Maxton Housing Authority v. McLean

BRASWELL, Judge.

Defendant appeals from orders evicting her from her apartment leased from the plaintiff Housing Authority because of nonpayment of rent and utilities. After a careful review of all assignments of error, we find no error and affirm the District Court.

The basic facts of nonpayment of rent and utilities are not disputed. The thrust of the defendant’s argument is that her husband alone is liable for the rent payments. We disagree.

The obligations of the defendant accrued pursuant to her written lease agreement with the plaintiff on 1 July 1980. The *551lease was executed in her name only. Although defendant married David McLean on 10 October 1981, his name was added to the lease as an occupant, but not as a lessee. On 24 March 1982, David McLean moved out of the defendant’s apartment following domestic criminal action by her against him.

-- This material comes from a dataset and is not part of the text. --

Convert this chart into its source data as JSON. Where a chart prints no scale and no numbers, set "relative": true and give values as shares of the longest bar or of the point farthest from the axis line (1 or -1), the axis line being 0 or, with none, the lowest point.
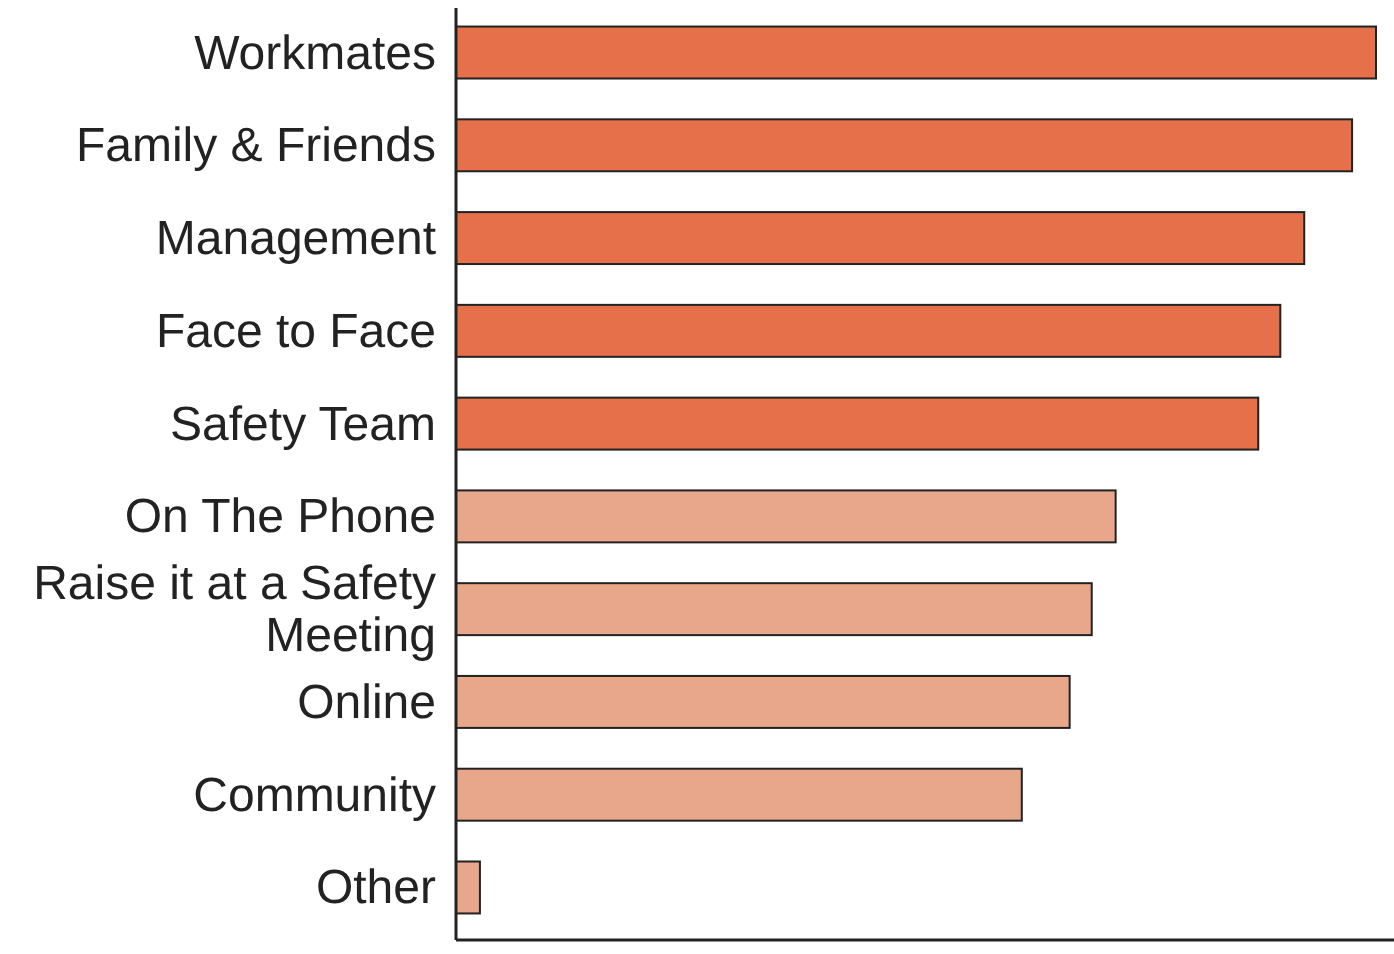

The rent for January, February, and March 1982 was not paid. Section 12.1 of the defendant’s lease provides that “ ‘nonpayment of rent’ ” is a material noncompliance with the lease and a ground for termination. As we interpret the defendant’s argument, she contends that she was not individually liable for the rent’s nonpayment, but that her husband, under the doctrine of necessities, was responsible for the rent payments and that the Housing Authority ought to sue and collect the rent money due from him. See Cole v. Adams, 56 N.C. App. 714, 289 S.E. 2d 918 (1982). Even assuming that the plaintiff could sue David McLean under this or any of the defendant’s other theories, the law of North Carolina allows the Housing Authority to sue in summary ejectment the party (in this case the defendant tenant) whose name alone is on the lease. For her failure to comply with a valid provision in her lease, she was properly ordered evicted.

The lease also provides in section 7 that “[a]ll utilities shall be paid by the Resident. If utilities are discontinued because of nonpayment, this will result in immediate eviction.” The defendant argues that “[t]he electricity was cut off because Mr. McLean was not paying the bills.” She admits that “the electricity was discontinued for nonpayment.” She also acknowledges that the water to her apartment was cut off for nonpayment from 28 May 1982 to 22 June 1982. During this time she did not live in the apartment but stayed with her parents.

Defendant also argues that section 7 of the lease, as quoted above, is unenforceable because it “creates an irrebutable presumption that a tenant is unfit for continued occupancy in a Housing Authority unit if the tenant’s utilities are discontinued for nonpayment,” in violation of her constitutional rights. We disagree. A dwelling without utilities, such as water, sewer, or electricity, certainly creates a situation where unsafe and unsanitary dwelling accommodations would exist, and which are problems properly identified and sought to be corrected by North Carolina’s Housing Authority Law, G.S. 157-2. Furthermore, the *552plaintiff is not required to allege and prove any physical damage to the apartment has occurred because the utilities have been cut off.

We further disagree that the defendant can defend against the action for eviction for her nonpayment of the utilities by claiming it constitutes a retaliatory eviction.

We clarify that there are two cases between these same parties which were ultimately consolidated for trial and appeal. The first case, filed 11 March 1982, was for the nonpayment of rent. The second case, filed 20 July 1982, involved the nonpayment of her utilities. Under judgment in each case on 20 June 1983 the defendant was found in violation of. a respective term of the lease and ordered evicted.

It is true, as reflected in G.S. 42-37.1(a)(4), that “[a] good faith attempt to exercise, secure or enforce any right existing under a valid lease or rental agreement or under State or federal law” affords protection to a tenant within twelve months of the filing of the landlord’s action. See G.S. 42-37.1(b). However, G.S. 42-37.1(c) provides that notwithstanding the defense of retaliatory eviction “a landlord may prevail in an action for summary ejectment if: (1) [t]he tenant breached the covenant to pay rent or any other substantial covenant of the lease for which the tenant may be evicted, and such breach is the reason for the eviction.” The language and terms of the lease are clear and not in dispute. The nonpayment of utilities bills was admitted. This nonpayment is a violation of section 7 of the lease. This violation was a material noncompliance with the lease and authorized the plaintiff to proceed in summary ejectment in the second action. The grounds for the second case were nonexistent when the first case was filed. There was no retaliatory eviction.

Affirmed.

Judge Hill concurs. Judge BECTON dissents.